Another police officer is gunned down, the eighth victim of cold brutality in the past month.
We should feel numb. We should feel angry.
Many do, and thousands lined the streets of Fox Lake, Ill., on Monday to pay their respects as Lt. Charles J. Gliniewicz was laid to rest.
But almost as tragic as his death last Tuesday is the reaction from some who want to use it and others as backdrops to further personal agendas.
It is not an invitation to spotlight the cases of the small minority of officers whose dedication and professionalism is questionable. It is not the time to see who can yell the loudest about whose lives matter as though tragedy is a game of one-upmanship.
This is not a time for debate over gun laws by the screaming mouthpieces of cable news programs. It is not a hash-tag, or a movement.
Those are all important things to address, but it should not become politically incorrect to focus on one singular aspect of the problem of violence.
Another police officer is dead, senselessly killed for doing his job.
Let’s focus on that and not dilute the honor that Gliniewicz and others who put their lives on the line every day should be afforded.
Gliniewicz, just days from retiring from the job he had performed for almost 30 years, was found shot to death minutes after calling for backup while following three suspicious men in the town near Chicago.
In a swampy area surrounded by trees and marshland, the 52-year-old officer answered his final call.
He was, by all accounts, more than just a cop. Known as “G.I. Joe” because of his tattoos and shaved head, he was a role model in the community and never missed an opportunity to mentor youths.
While deaths of law enforcement officers are down this year from the past, according to the Law Enforcement Officers Memorial Fund, many of the most recent deaths are specifically targeting those who are law enforcement authorities.

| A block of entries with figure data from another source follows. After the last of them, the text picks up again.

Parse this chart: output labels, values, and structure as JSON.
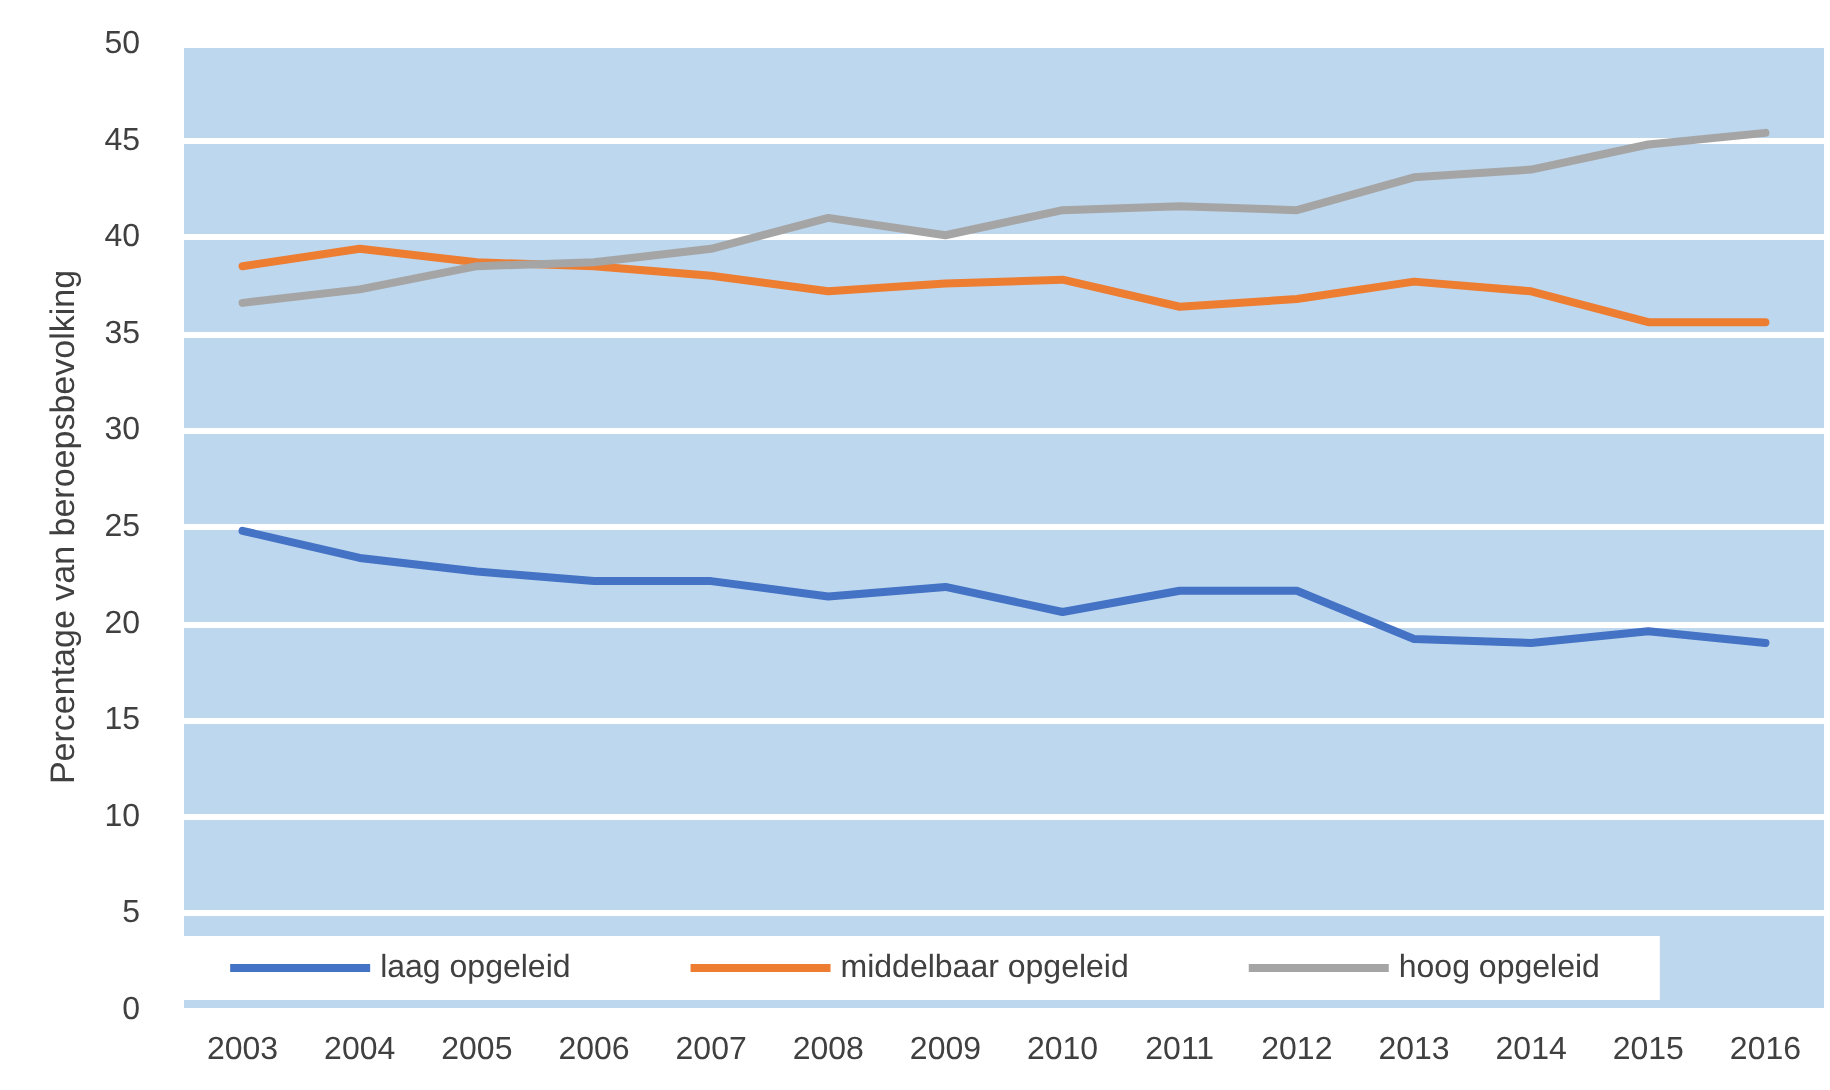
{
  "chart_data": {
    "type": "line",
    "ylabel": "Percentage van beroepsbevolking",
    "categories": [
      "2003",
      "2004",
      "2005",
      "2006",
      "2007",
      "2008",
      "2009",
      "2010",
      "2011",
      "2012",
      "2013",
      "2014",
      "2015",
      "2016"
    ],
    "series": [
      {
        "name": "laag opgeleid",
        "color": "#4472c4",
        "values": [
          24.8,
          23.4,
          22.7,
          22.2,
          22.2,
          21.4,
          21.9,
          20.6,
          21.7,
          21.7,
          19.2,
          19.0,
          19.6,
          19.0
        ]
      },
      {
        "name": "middelbaar opgeleid",
        "color": "#ed7d31",
        "values": [
          38.5,
          39.4,
          38.7,
          38.5,
          38.0,
          37.2,
          37.6,
          37.8,
          36.4,
          36.8,
          37.7,
          37.2,
          35.6,
          35.6
        ]
      },
      {
        "name": "hoog opgeleid",
        "color": "#a5a5a5",
        "values": [
          36.6,
          37.3,
          38.5,
          38.7,
          39.4,
          41.0,
          40.1,
          41.4,
          41.6,
          41.4,
          43.1,
          43.5,
          44.8,
          45.4
        ]
      }
    ],
    "ylim": [
      0,
      50
    ],
    "yticks": [
      0,
      5,
      10,
      15,
      20,
      25,
      30,
      35,
      40,
      45,
      50
    ],
    "grid": "y",
    "legend": "bottom",
    "marker": "none",
    "line_style": "solid"
  }
}
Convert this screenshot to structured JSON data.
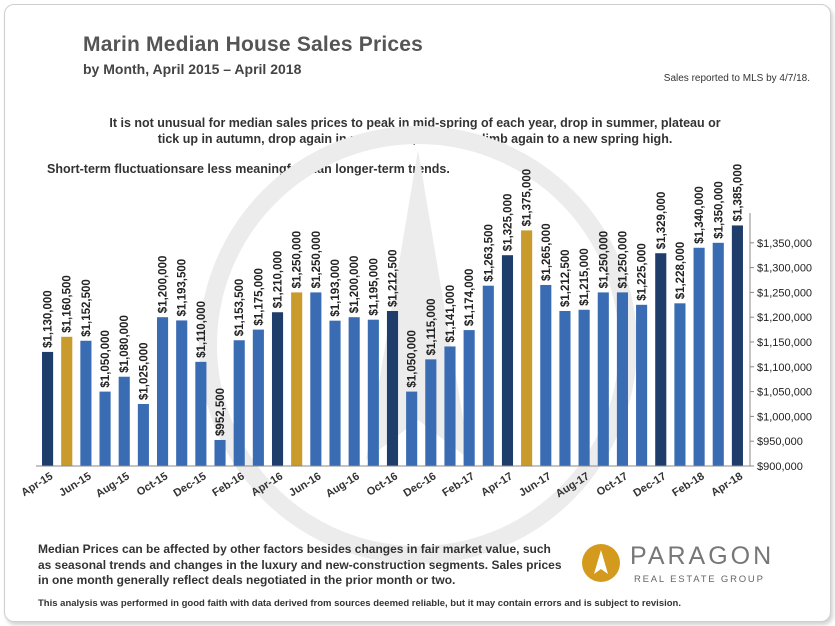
{
  "title": "Marin Median House Sales Prices",
  "subtitle": "by Month, April 2015 – April 2018",
  "mls_note": "Sales reported to MLS by 4/7/18.",
  "description": "It is not unusual for median sales prices to peak in mid-spring of each year, drop in summer, plateau or tick up in autumn, drop again in mid-winter, and then climb again to a new spring high.",
  "note": "Short-term fluctuationsare less meaningful than longer-term trends.",
  "footer": "Median Prices can be affected by other factors besides changes in fair market value, such as seasonal trends and changes in the luxury and new-construction segments. Sales prices in one month generally reflect deals negotiated in the prior month or two.",
  "disclaimer": "This analysis was performed in good faith with data derived from sources deemed reliable, but it may contain errors and is subject to revision.",
  "logo": {
    "name": "PARAGON",
    "tagline": "REAL ESTATE GROUP"
  },
  "colors": {
    "dark_bar": "#1f3d6b",
    "light_bar": "#3a6cb4",
    "highlight_bar": "#c99a2c",
    "watermark": "#ececec"
  },
  "chart_data": {
    "type": "bar",
    "title": "Marin Median House Sales Prices",
    "xlabel": "",
    "ylabel": "",
    "ylim": [
      900000,
      1400000
    ],
    "y_ticks": [
      "$900,000",
      "$950,000",
      "$1,000,000",
      "$1,050,000",
      "$1,100,000",
      "$1,150,000",
      "$1,200,000",
      "$1,250,000",
      "$1,300,000",
      "$1,350,000"
    ],
    "y_tick_values": [
      900000,
      950000,
      1000000,
      1050000,
      1100000,
      1150000,
      1200000,
      1250000,
      1300000,
      1350000
    ],
    "x_tick_labels": [
      "Apr-15",
      "Jun-15",
      "Aug-15",
      "Oct-15",
      "Dec-15",
      "Feb-16",
      "Apr-16",
      "Jun-16",
      "Aug-16",
      "Oct-16",
      "Dec-16",
      "Feb-17",
      "Apr-17",
      "Jun-17",
      "Aug-17",
      "Oct-17",
      "Dec-17",
      "Feb-18",
      "Apr-18"
    ],
    "categories": [
      "Apr-15",
      "May-15",
      "Jun-15",
      "Jul-15",
      "Aug-15",
      "Sep-15",
      "Oct-15",
      "Nov-15",
      "Dec-15",
      "Jan-16",
      "Feb-16",
      "Mar-16",
      "Apr-16",
      "May-16",
      "Jun-16",
      "Jul-16",
      "Aug-16",
      "Sep-16",
      "Oct-16",
      "Nov-16",
      "Dec-16",
      "Jan-17",
      "Feb-17",
      "Mar-17",
      "Apr-17",
      "May-17",
      "Jun-17",
      "Jul-17",
      "Aug-17",
      "Sep-17",
      "Oct-17",
      "Nov-17",
      "Dec-17",
      "Jan-18",
      "Feb-18",
      "Mar-18",
      "Apr-18"
    ],
    "values": [
      1130000,
      1160500,
      1152500,
      1050000,
      1080000,
      1025000,
      1200000,
      1193500,
      1110000,
      952500,
      1153500,
      1175000,
      1210000,
      1250000,
      1250000,
      1193000,
      1200000,
      1195000,
      1212500,
      1050000,
      1115000,
      1141000,
      1174000,
      1263500,
      1325000,
      1375000,
      1265000,
      1212500,
      1215000,
      1250000,
      1250000,
      1225000,
      1329000,
      1228000,
      1340000,
      1350000,
      1385000
    ],
    "labels": [
      "$1,130,000",
      "$1,160,500",
      "$1,152,500",
      "$1,050,000",
      "$1,080,000",
      "$1,025,000",
      "$1,200,000",
      "$1,193,500",
      "$1,110,000",
      "$952,500",
      "$1,153,500",
      "$1,175,000",
      "$1,210,000",
      "$1,250,000",
      "$1,250,000",
      "$1,193,000",
      "$1,200,000",
      "$1,195,000",
      "$1,212,500",
      "$1,050,000",
      "$1,115,000",
      "$1,141,000",
      "$1,174,000",
      "$1,263,500",
      "$1,325,000",
      "$1,375,000",
      "$1,265,000",
      "$1,212,500",
      "$1,215,000",
      "$1,250,000",
      "$1,250,000",
      "$1,225,000",
      "$1,329,000",
      "$1,228,000",
      "$1,340,000",
      "$1,350,000",
      "$1,385,000"
    ],
    "bar_colors": [
      "dark",
      "highlight",
      "light",
      "light",
      "light",
      "light",
      "light",
      "light",
      "light",
      "light",
      "light",
      "light",
      "dark",
      "highlight",
      "light",
      "light",
      "light",
      "light",
      "dark",
      "light",
      "light",
      "light",
      "light",
      "light",
      "dark",
      "highlight",
      "light",
      "light",
      "light",
      "light",
      "light",
      "light",
      "dark",
      "light",
      "light",
      "light",
      "dark"
    ],
    "y_axis_position": "right"
  }
}
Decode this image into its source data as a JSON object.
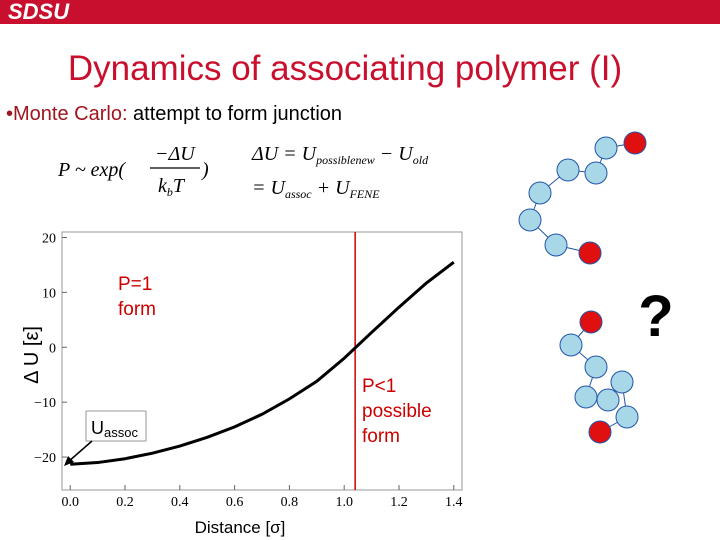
{
  "header": {
    "logo": "SDSU",
    "title": "Dynamics of associating polymer (I)"
  },
  "bullet": {
    "label": "•Monte Carlo:",
    "text": " attempt to form junction"
  },
  "equations": {
    "eq1": {
      "lhs": "P ~ exp(",
      "num": "−ΔU",
      "den_k": "k",
      "den_sub": "b",
      "den_t": "T",
      "close": ")"
    },
    "eq2": {
      "a": "ΔU = U",
      "a_sub": "possiblenew",
      "b": " − U",
      "b_sub": "old"
    },
    "eq3": {
      "a": "= U",
      "a_sub": "assoc",
      "b": " + U",
      "b_sub": "FENE"
    }
  },
  "question": "?",
  "chart_data": {
    "type": "line",
    "xlabel": "Distance [σ]",
    "ylabel": "Δ U [ε]",
    "x": [
      0,
      0.1,
      0.2,
      0.3,
      0.4,
      0.5,
      0.6,
      0.7,
      0.8,
      0.9,
      1.0,
      1.1,
      1.2,
      1.3,
      1.4
    ],
    "values": [
      -21.3,
      -21,
      -20.3,
      -19.3,
      -18,
      -16.4,
      -14.5,
      -12.2,
      -9.4,
      -6.2,
      -2.0,
      2.7,
      7.3,
      11.7,
      15.5
    ],
    "color": "#000000",
    "xlim": [
      -0.03,
      1.43
    ],
    "ylim": [
      -26,
      21
    ],
    "xticks": [
      {
        "value": 0,
        "label": "0.0"
      },
      {
        "value": 0.2,
        "label": "0.2"
      },
      {
        "value": 0.4,
        "label": "0.4"
      },
      {
        "value": 0.6,
        "label": "0.6"
      },
      {
        "value": 0.8,
        "label": "0.8"
      },
      {
        "value": 1.0,
        "label": "1.0"
      },
      {
        "value": 1.2,
        "label": "1.2"
      },
      {
        "value": 1.4,
        "label": "1.4"
      }
    ],
    "yticks": [
      {
        "value": 20,
        "label": "20"
      },
      {
        "value": 10,
        "label": "10"
      },
      {
        "value": 0,
        "label": "0"
      },
      {
        "value": -10,
        "label": "−10"
      },
      {
        "value": -20,
        "label": "−20"
      }
    ],
    "vline": {
      "x": 1.04,
      "color": "#cc0000"
    },
    "annotations": {
      "p1": [
        "P=1",
        "form"
      ],
      "p2": [
        "P<1",
        "possible",
        "form"
      ],
      "uassoc": {
        "main": "U",
        "sub": "assoc"
      }
    }
  }
}
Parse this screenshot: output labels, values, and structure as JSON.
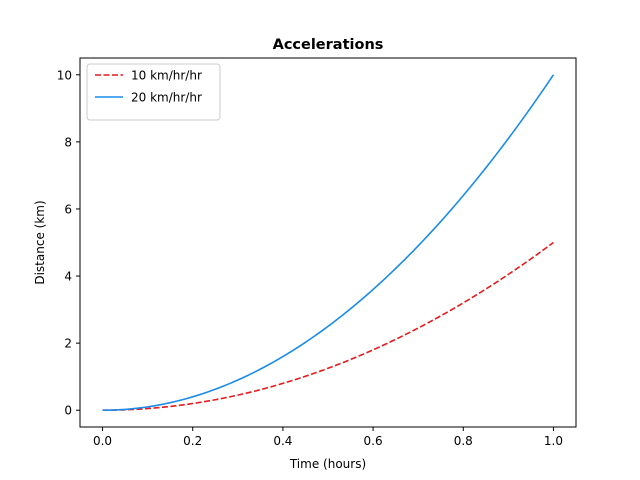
{
  "chart_data": {
    "type": "line",
    "title": "Accelerations",
    "xlabel": "Time (hours)",
    "ylabel": "Distance (km)",
    "xlim": [
      -0.05,
      1.05
    ],
    "ylim": [
      -0.5,
      10.5
    ],
    "xticks": [
      0.0,
      0.2,
      0.4,
      0.6,
      0.8,
      1.0
    ],
    "xtick_labels": [
      "0.0",
      "0.2",
      "0.4",
      "0.6",
      "0.8",
      "1.0"
    ],
    "yticks": [
      0,
      2,
      4,
      6,
      8,
      10
    ],
    "ytick_labels": [
      "0",
      "2",
      "4",
      "6",
      "8",
      "10"
    ],
    "grid": false,
    "legend_position": "top-left",
    "series": [
      {
        "name": "10 km/hr/hr",
        "color": "#e41a1c",
        "style": "dashed",
        "x": [
          0.0,
          0.1,
          0.2,
          0.3,
          0.4,
          0.5,
          0.6,
          0.7,
          0.8,
          0.9,
          1.0
        ],
        "y": [
          0.0,
          0.05,
          0.2,
          0.45,
          0.8,
          1.25,
          1.8,
          2.45,
          3.2,
          4.05,
          5.0
        ]
      },
      {
        "name": "20 km/hr/hr",
        "color": "#1a8be8",
        "style": "solid",
        "x": [
          0.0,
          0.1,
          0.2,
          0.3,
          0.4,
          0.5,
          0.6,
          0.7,
          0.8,
          0.9,
          1.0
        ],
        "y": [
          0.0,
          0.1,
          0.4,
          0.9,
          1.6,
          2.5,
          3.6,
          4.9,
          6.4,
          8.1,
          10.0
        ]
      }
    ]
  }
}
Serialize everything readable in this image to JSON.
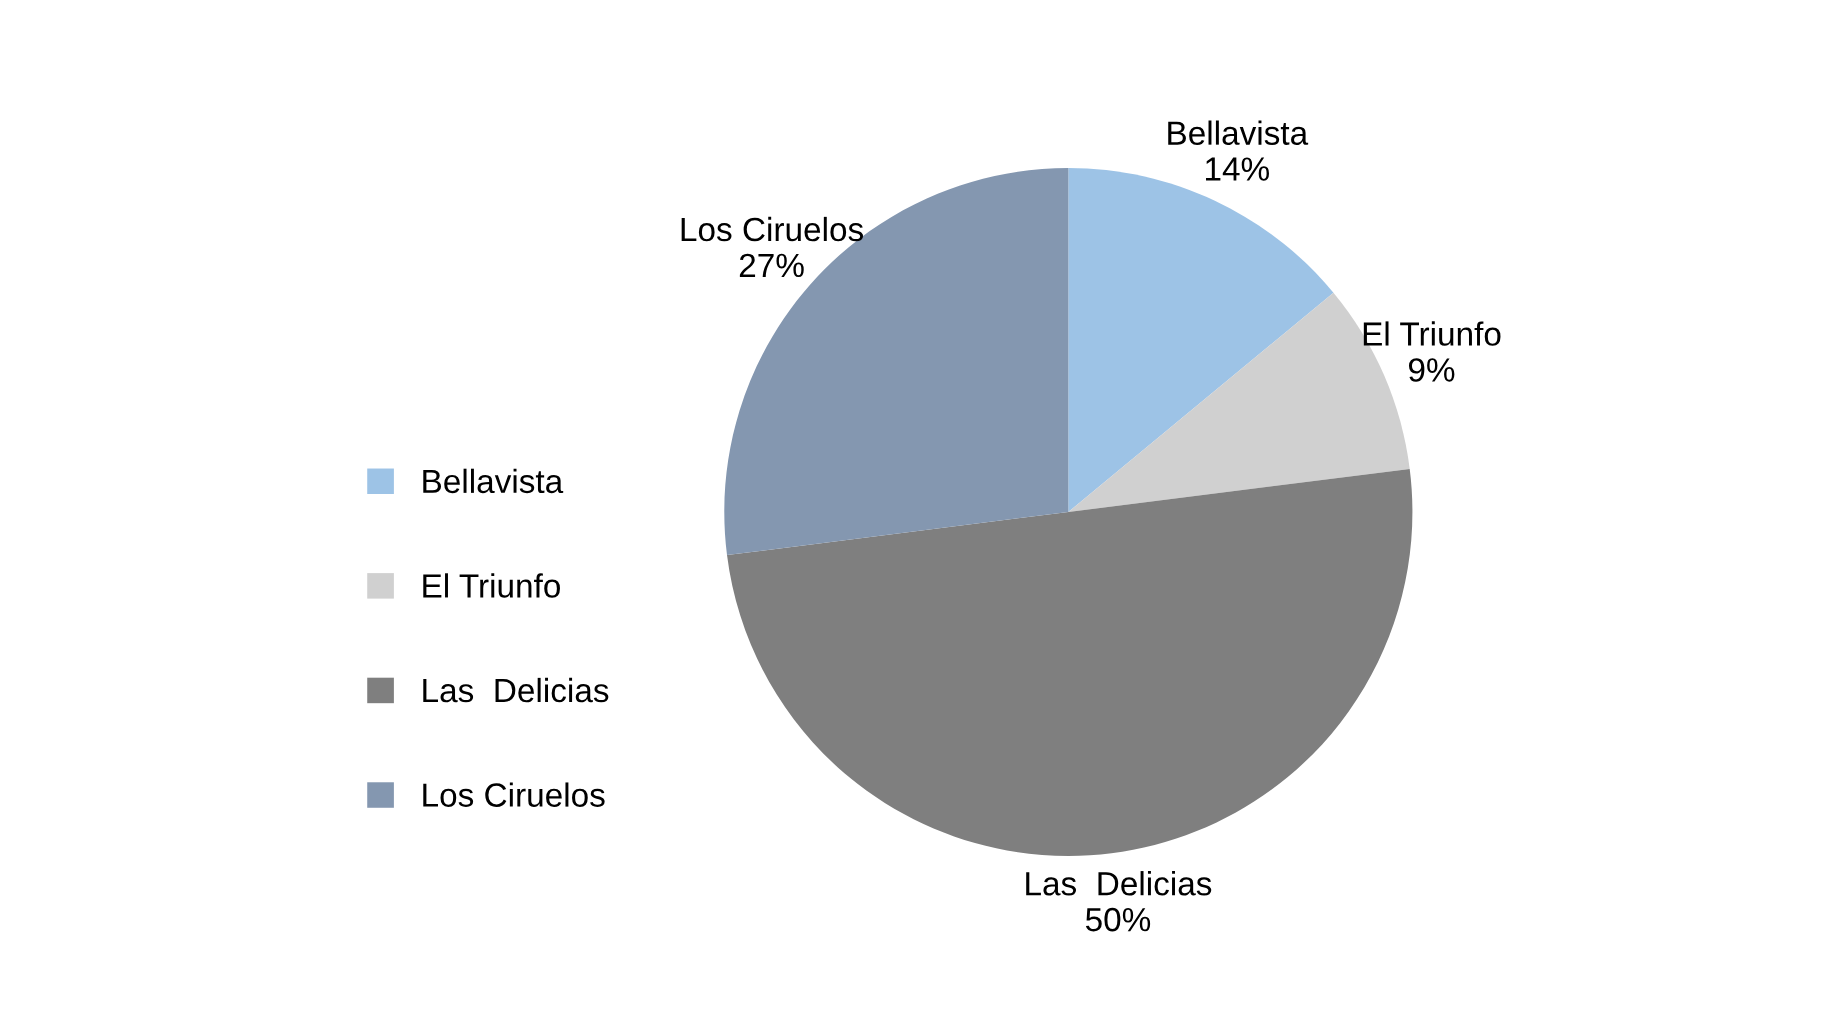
{
  "chart_data": {
    "type": "pie",
    "categories": [
      "Bellavista",
      "El Triunfo",
      "Las  Delicias",
      "Los Ciruelos"
    ],
    "values": [
      14,
      9,
      50,
      27
    ],
    "value_labels": [
      "14%",
      "9%",
      "50%",
      "27%"
    ],
    "colors": [
      "#9dc3e6",
      "#d0d0d0",
      "#7f7f7f",
      "#8497b0"
    ],
    "legend": "left"
  }
}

Texas Deputy Darren Goforth was shot to death Aug. 28 as he put gas in his squad car. Louisiana State Trooper Steven Vincent was shot in the head Aug. 14 while helping a motorist. A housing authority officer in New Orleans was shot to death while sitting in his patrol car in May. Two New York City police officers were assassinated in December while sitting in their patrol car.
Many more have died performing their duties. Since records started being kept in 1791, 20,500 law enforcement officials have died in accidents or attacks.
In this day and age, it seems to be open season on those who wear a badge. A handful of isolated actions by bad officers are being allowed to overshadow the almost-daily stories about the good officers. This by no means is to say we should dismiss the pursuit of justice in those situations. Some cannot be defended and should not be. But we cannot view the vast majority of police through the micro-lens of corruption.
To do otherwise is a dishonor to the thousands of men and women who, like Lt. Gliniewicz, are willing to put their lives on the line every day to protect others from harm.